Many benefits act as subsidies to employers. Photo Workers.

Working-age benefits will be frozen if he is re-elected, Chancellor George Osborne told the Tory party conference in Birmingham on 29 September. The promise won applause from the party faithful, but the consequences might – and should – be a rise in trade union organisation.

A large proportion of the recipients of working-age benefits are not lazing in bed in the morning, nor even unemployed: they are working in jobs so poorly paid that they cannot survive on their earnings.

The government cannot – or will not – say how many people in work are receiving these benefits. In July the Department of Work and Pensions admitted that it does not record the employment status of people receiving housing benefit.

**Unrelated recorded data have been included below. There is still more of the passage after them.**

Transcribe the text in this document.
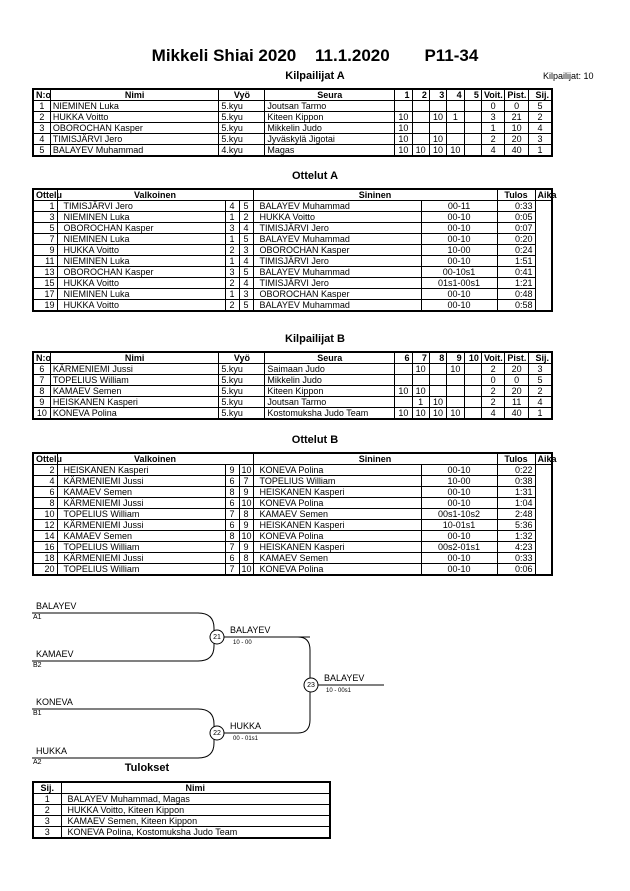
Mikkeli Shiai 2020 11.1.2020 P11-34
Kilpailijat: 10
Kilpailijat A
N:o	Nimi	Vyö	Seura	1	2	3	4	5	Voit.	Pist.	Sij.
1	NIEMINEN Luka	5.kyu	Joutsan Tarmo						0	0	5
2	HUKKA Voitto	5.kyu	Kiteen Kippon	10		10	1		3	21	2
3	OBOROCHAN Kasper	5.kyu	Mikkelin Judo	10					1	10	4
4	TIMISJÄRVI Jero	5.kyu	Jyväskylä Jigotai	10		10			2	20	3
5	BALAYEV Muhammad	4.kyu	Magas	10	10	10	10		4	40	1
Ottelut A
Ottelu	Valkoinen			Sininen		Tulos	Aika
1	TIMISJÄRVI Jero	4	5	BALAYEV Muhammad	00-11	0:33	
3	NIEMINEN Luka	1	2	HUKKA Voitto	00-10	0:05	
5	OBOROCHAN Kasper	3	4	TIMISJÄRVI Jero	00-10	0:07	
7	NIEMINEN Luka	1	5	BALAYEV Muhammad	00-10	0:20	
9	HUKKA Voitto	2	3	OBOROCHAN Kasper	10-00	0:24	
11	NIEMINEN Luka	1	4	TIMISJÄRVI Jero	00-10	1:51	
13	OBOROCHAN Kasper	3	5	BALAYEV Muhammad	00-10s1	0:41	
15	HUKKA Voitto	2	4	TIMISJÄRVI Jero	01s1-00s1	1:21	
17	NIEMINEN Luka	1	3	OBOROCHAN Kasper	00-10	0:48	
19	HUKKA Voitto	2	5	BALAYEV Muhammad	00-10	0:58	
Kilpailijat B
N:o	Nimi	Vyö	Seura	6	7	8	9	10	Voit.	Pist.	Sij.
6	KÄRMENIEMI Jussi	5.kyu	Saimaan Judo		10		10		2	20	3
7	TOPELIUS William	5.kyu	Mikkelin Judo						0	0	5
8	KAMAEV Semen	5.kyu	Kiteen Kippon	10	10				2	20	2
9	HEISKANEN Kasperi	5.kyu	Joutsan Tarmo		1	10			2	11	4
10	KONEVA Polina	5.kyu	Kostomuksha Judo Team	10	10	10	10		4	40	1
Ottelut B
Ottelu	Valkoinen			Sininen		Tulos	Aika
2	HEISKANEN Kasperi	9	10	KONEVA Polina	00-10	0:22	
4	KÄRMENIEMI Jussi	6	7	TOPELIUS William	10-00	0:38	
6	KAMAEV Semen	8	9	HEISKANEN Kasperi	00-10	1:31	
8	KÄRMENIEMI Jussi	6	10	KONEVA Polina	00-10	1:04	
10	TOPELIUS William	7	8	KAMAEV Semen	00s1-10s2	2:48	
12	KÄRMENIEMI Jussi	6	9	HEISKANEN Kasperi	10-01s1	5:36	
14	KAMAEV Semen	8	10	KONEVA Polina	00-10	1:32	
16	TOPELIUS William	7	9	HEISKANEN Kasperi	00s2-01s1	4:23	
18	KÄRMENIEMI Jussi	6	8	KAMAEV Semen	00-10	0:33	
20	TOPELIUS William	7	10	KONEVA Polina	00-10	0:06	
BALAYEV
A1
KAMAEV
B2
KONEVA
B1
HUKKA
A2
21
BALAYEV
10 - 00
22
HUKKA
00 - 01s1
23
BALAYEV
10 - 00s1
Tulokset
Sij.	Nimi
1	BALAYEV Muhammad, Magas
2	HUKKA Voitto, Kiteen Kippon
3	KAMAEV Semen, Kiteen Kippon
3	KONEVA Polina, Kostomuksha Judo Team
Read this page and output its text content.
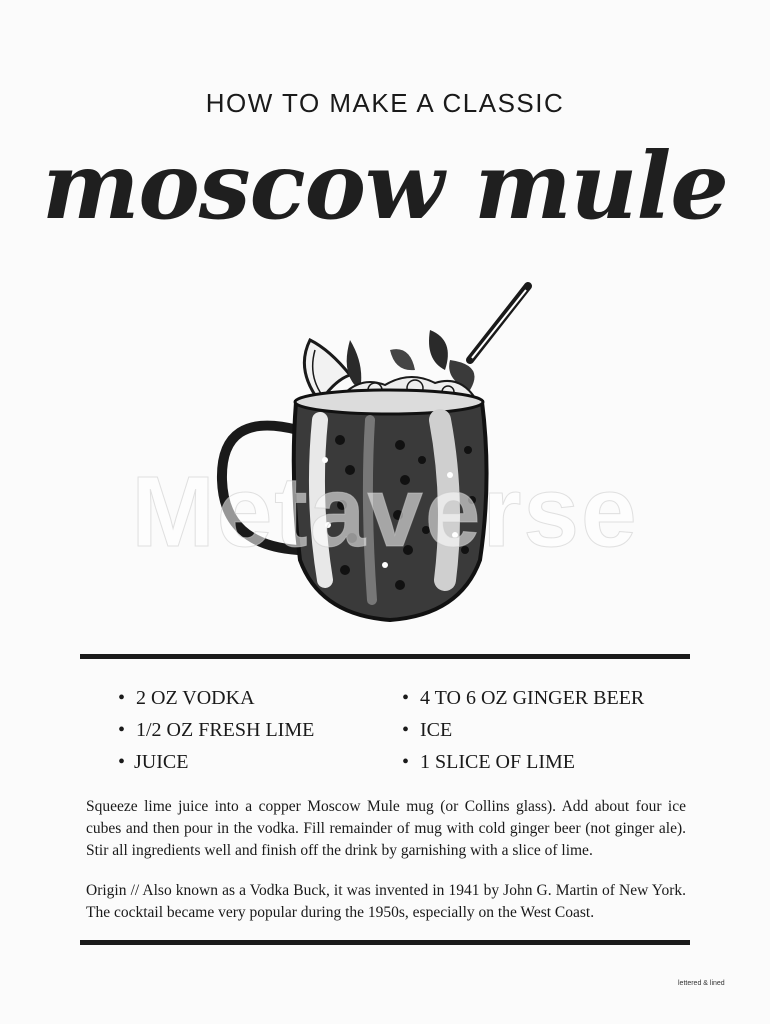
HOW TO MAKE A CLASSIC
moscow mule
Metaverse
• 2 OZ VODKA
• 1/2 OZ FRESH LIME
• JUICE
• 4 TO 6 OZ GINGER BEER
• ICE
• 1 SLICE OF LIME

Squeeze lime juice into a copper Moscow Mule mug (or Collins glass). Add about four ice cubes and then pour in the vodka. Fill remainder of mug with cold ginger beer (not ginger ale). Stir all ingredients well and finish off the drink by garnishing with a slice of lime.

Origin // Also known as a Vodka Buck, it was invented in 1941 by John G. Martin of New York. The cocktail became very popular during the 1950s, especially on the West Coast.

lettered & lined
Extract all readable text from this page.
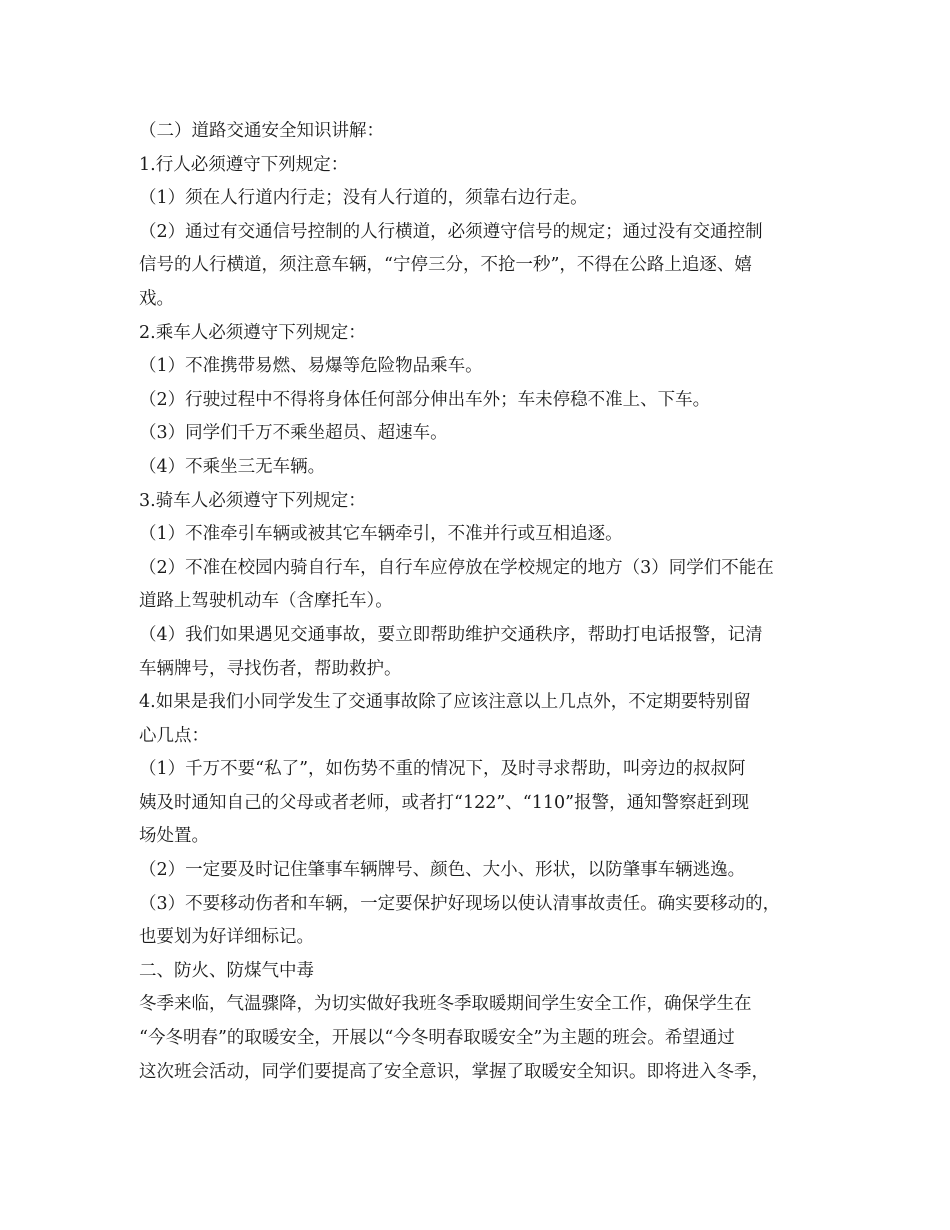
（二）道路交通安全知识讲解：
1.行人必须遵守下列规定：
（1）须在人行道内行走；没有人行道的，须靠右边行走。
（2）通过有交通信号控制的人行横道，必须遵守信号的规定；通过没有交通控制
信号的人行横道，须注意车辆，“宁停三分，不抢一秒”，不得在公路上追逐、嬉
戏。
2.乘车人必须遵守下列规定：
（1）不准携带易燃、易爆等危险物品乘车。
（2）行驶过程中不得将身体任何部分伸出车外；车未停稳不准上、下车。
（3）同学们千万不乘坐超员、超速车。
（4）不乘坐三无车辆。
3.骑车人必须遵守下列规定：
（1）不准牵引车辆或被其它车辆牵引，不准并行或互相追逐。
（2）不准在校园内骑自行车，自行车应停放在学校规定的地方（3）同学们不能在
道路上驾驶机动车（含摩托车）。
（4）我们如果遇见交通事故，要立即帮助维护交通秩序，帮助打电话报警，记清
车辆牌号，寻找伤者，帮助救护。
4.如果是我们小同学发生了交通事故除了应该注意以上几点外，不定期要特别留
心几点：
（1）千万不要“私了”，如伤势不重的情况下，及时寻求帮助，叫旁边的叔叔阿
姨及时通知自己的父母或者老师，或者打“122”、“110”报警，通知警察赶到现
场处置。
（2）一定要及时记住肇事车辆牌号、颜色、大小、形状，以防肇事车辆逃逸。
（3）不要移动伤者和车辆，一定要保护好现场以使认清事故责任。确实要移动的，
也要划为好详细标记。
二、防火、防煤气中毒
冬季来临，气温骤降，为切实做好我班冬季取暖期间学生安全工作，确保学生在
“今冬明春”的取暖安全，开展以“今冬明春取暖安全”为主题的班会。希望通过
这次班会活动，同学们要提高了安全意识，掌握了取暖安全知识。即将进入冬季，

But local authority figures suggest more than 900,000 people in work are receiving housing benefit (it may be more: housing benefit goes to households, not individuals). And figures from the National Housing Federation show the proportion of people claiming housing benefit who are in work has risen from 11 per cent in November 2008 to 22.5 per cent in February 2014.

Income support and housing benefit are the two principal benefits Osborne was alluding to. These operate as a massive subsidy for employers, allowing them to pay below-subsistence wages. If the government freezes these payments, workers will have no option but to go to their employers and get them to fork out the difference.


Poster painted for the TUC’s “Britain deserves a pay rise” march, 18 October 2014. Photo Workers.

Naturally, employers will pay more only if forced to by collective action, and will not want to see their profits hit. So collective action will require a will to become organised on the part of the workers affected, coupled with a consistent and thought-through approach by the unions – whose approach up to now has been generally ineffective.

Meanwhile, the government is subsidising employers at a staggering rate. Amazon, for example, paid less tax last year than it received in government grants. And that’s not counting the hidden subsidy whereby taxpayers top up the pay of Amazon’s minimum-wage workers with “benefits”.

As an article in The Guardian newspaper on 6 October laid bare, the government doesn’t even know how much its support for employers costs the taxpayer. But it appears that grants directly paid to companies, at £14 billion, are around three times the total cost of jobseeker’s allowance.